Sospecho que turistas como mi hija y como yo somos en parte responsables por la expansión del virus. Un vistazo a cualquier mapamundi lo deja muy claro: Milán, Roma, Madrid, Barcelona, Londres, París o Nueva York son las ciudades más afectadas. Si no por otra cosa, debería servirnos de consuelo a quienes vivimos confinados en una de estas ciudades.
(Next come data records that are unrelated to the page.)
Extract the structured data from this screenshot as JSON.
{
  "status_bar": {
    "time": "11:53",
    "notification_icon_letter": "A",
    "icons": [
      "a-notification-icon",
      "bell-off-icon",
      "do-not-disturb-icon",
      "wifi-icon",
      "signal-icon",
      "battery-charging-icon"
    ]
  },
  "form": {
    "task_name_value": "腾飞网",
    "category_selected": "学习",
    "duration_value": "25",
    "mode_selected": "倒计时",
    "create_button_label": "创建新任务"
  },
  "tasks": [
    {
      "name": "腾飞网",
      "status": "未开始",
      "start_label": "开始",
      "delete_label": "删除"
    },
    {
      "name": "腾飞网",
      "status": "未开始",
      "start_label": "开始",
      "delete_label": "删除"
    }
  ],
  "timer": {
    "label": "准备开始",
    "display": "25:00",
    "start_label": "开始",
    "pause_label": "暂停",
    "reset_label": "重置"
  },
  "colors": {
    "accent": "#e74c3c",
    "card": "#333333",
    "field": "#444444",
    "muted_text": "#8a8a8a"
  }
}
En comparación, las otras ciudades europeas del norte, por mucho que presuman de renta per cápita y alto nivel de vida, no cuentan actualmente mucho para el turista, al menos en invierno. No atraen, no divierten. Ofrecen poca historia, poco arte, poca vida. Ni siquiera tienen buenos estadios de fútbol o buena cocina. Es entendible así el resquemor de la Europa del norte frente a la del sur. En el fondo se percibe un atisbo de celos o de envidia. Mi mente vuelve otra vez a Roma y revolotea por una bruma de calles y plazoletas, de iglesias y ruinas romanas.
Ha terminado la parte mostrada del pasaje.